Сперва уехали Кролики.
Мама зашла ко мне в комнату: «Пойди, попрощайся с Аней».
У подъезда стояло такси, тарахтящая 24-я Волга с шестиугольниками задних фар. Дядя Алик, моргая заячьими глазами, наседал всем телом на норовистую корзинку, мешающую закрыть переполненный багажник.
Аня, тёмно-синее платье, ужасные советские детские колготы, большие очки, кудрявые чёрные волосы – очень непосредственно взяла меня за руки, чуть сжала их и сказала всего одно слово: «Прощай».
Я покраснел. И как-то вдруг в первый раз заметил, что она некрасивая. Обаятельная, но некрасивая.
С каким-то совершенно новым, странным, острым, тоскливым чувством я стоял у подъезда.
Двери захлопнулись, зажглись красным задние огни, Волга уплыла.
Мелькнула позади макушка Ани, чёрные кудри и лежащая на задней полке совершенно неуместная, глупая, бесполезная соломенная шляпа.
Кроликов я больше не видел.
Однажды они позвонили, сказали, что устроились в Хайфе.
Связь была плохая, и она прервалась в какой-то момент. Больше не перезвонили.
С тех пор что-то странное, недетское поселилось во мне. Я вдруг остро и ясно почувствовал, зачем эти люди едут в какой-то неведомый, непонятный Израиль.
И мне вдруг захотелось тоже одним деньком сесть в такси, нагрузив багажник нехитрым скарбом, и тоже уехать в Израиль – в последний раз взглянуть на высотную коробку дома, провожающих, двор, клумбу, школу.
Я остро ощутил, что среди уезжающих мне будет лучше, чем среди остающихся.
«Мам, а мы можем тоже уехать в Израиль?» – спросил я как-то, томимый задумчивостью.
«Нет, – ответила мама, – мы же не евреи».
В тот момент я, кажется, понял и наконец-то решил для себя: евреи – это те, у кого есть Израиль, в который они могут уехать.
А я не еврей. И мне ехать некуда.
О том, что Борька, тётя Наташа и дядя Миша тоже собираются уезжать в Израиль, я узнал как-то поздно и случайно – они уже целый год, оказывается, ходили на курсы языка, продали дачу и квартиру родителей в Белой Церкви.

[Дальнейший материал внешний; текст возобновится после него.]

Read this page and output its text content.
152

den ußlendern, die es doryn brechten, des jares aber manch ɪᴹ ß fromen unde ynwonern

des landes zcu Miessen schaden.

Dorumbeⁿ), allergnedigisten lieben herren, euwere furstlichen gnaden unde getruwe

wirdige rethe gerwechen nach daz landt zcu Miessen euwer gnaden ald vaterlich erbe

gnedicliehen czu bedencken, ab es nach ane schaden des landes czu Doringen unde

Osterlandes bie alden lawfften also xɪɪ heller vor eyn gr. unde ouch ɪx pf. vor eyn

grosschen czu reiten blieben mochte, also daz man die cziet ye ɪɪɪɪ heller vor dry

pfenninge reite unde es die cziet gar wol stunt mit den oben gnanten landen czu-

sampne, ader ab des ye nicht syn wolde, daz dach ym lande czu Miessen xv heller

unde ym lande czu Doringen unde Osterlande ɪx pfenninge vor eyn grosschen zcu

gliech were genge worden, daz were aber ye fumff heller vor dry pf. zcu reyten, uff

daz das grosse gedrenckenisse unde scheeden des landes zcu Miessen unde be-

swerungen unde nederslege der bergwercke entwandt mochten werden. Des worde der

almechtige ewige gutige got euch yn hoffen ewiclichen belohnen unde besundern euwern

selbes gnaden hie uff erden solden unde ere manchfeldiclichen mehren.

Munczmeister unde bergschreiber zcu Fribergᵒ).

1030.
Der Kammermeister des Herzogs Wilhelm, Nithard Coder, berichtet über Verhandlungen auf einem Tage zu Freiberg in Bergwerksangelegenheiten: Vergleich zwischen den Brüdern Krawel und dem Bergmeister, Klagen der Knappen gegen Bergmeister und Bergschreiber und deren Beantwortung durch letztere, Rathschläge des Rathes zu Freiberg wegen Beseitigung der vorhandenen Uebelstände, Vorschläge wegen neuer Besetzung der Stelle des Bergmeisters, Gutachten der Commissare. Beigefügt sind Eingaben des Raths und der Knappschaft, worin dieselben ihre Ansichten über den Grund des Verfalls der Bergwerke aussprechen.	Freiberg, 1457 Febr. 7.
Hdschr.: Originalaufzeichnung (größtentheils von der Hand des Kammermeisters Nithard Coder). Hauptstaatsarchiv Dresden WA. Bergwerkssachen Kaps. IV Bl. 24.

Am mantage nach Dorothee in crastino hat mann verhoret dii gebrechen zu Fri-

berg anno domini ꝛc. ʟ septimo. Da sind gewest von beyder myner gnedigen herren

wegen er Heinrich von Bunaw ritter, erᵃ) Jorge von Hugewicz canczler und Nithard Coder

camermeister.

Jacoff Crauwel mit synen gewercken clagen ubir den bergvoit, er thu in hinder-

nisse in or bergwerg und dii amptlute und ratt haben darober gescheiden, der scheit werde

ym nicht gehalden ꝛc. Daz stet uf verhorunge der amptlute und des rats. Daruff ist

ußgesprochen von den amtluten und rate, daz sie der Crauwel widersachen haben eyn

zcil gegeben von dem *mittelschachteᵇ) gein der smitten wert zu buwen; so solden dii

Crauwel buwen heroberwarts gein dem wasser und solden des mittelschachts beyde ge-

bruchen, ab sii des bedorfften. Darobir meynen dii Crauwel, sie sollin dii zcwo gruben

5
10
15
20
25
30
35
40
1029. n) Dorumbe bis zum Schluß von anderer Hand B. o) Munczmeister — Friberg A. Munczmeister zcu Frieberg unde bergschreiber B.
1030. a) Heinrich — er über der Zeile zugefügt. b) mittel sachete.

Иврит старшим давался трудно, а Борьке, уже тогда великолепно говорящему по-английски, легко. Он, возмужавший, выросший, с нелепой чёрной щёткой первых усов, легко произносил какие-то длинные, шикающие и картавящие фразы, из которых я не мог различить ни слова.
Была назначена дата, когда они, как и Кролики, выйдут из дома, сядут в такси и уедут в аэропорт, и мы не увидим их больше нигде и никогда, потому что у Израиля оказалась совершенно странная особенность – оттуда не возвращаются.
Буквально за месяц до отъезда у них случился переполох, дядя Миша, всё время тративший на походы по каким-то кабинетам, получение каких-то бумажек, вдруг объявил – есть совершенно уникальная возможность уехать по какой-то непонятной квоте не в Израиль, а в Германию. Решать нужно сейчас, немедленно.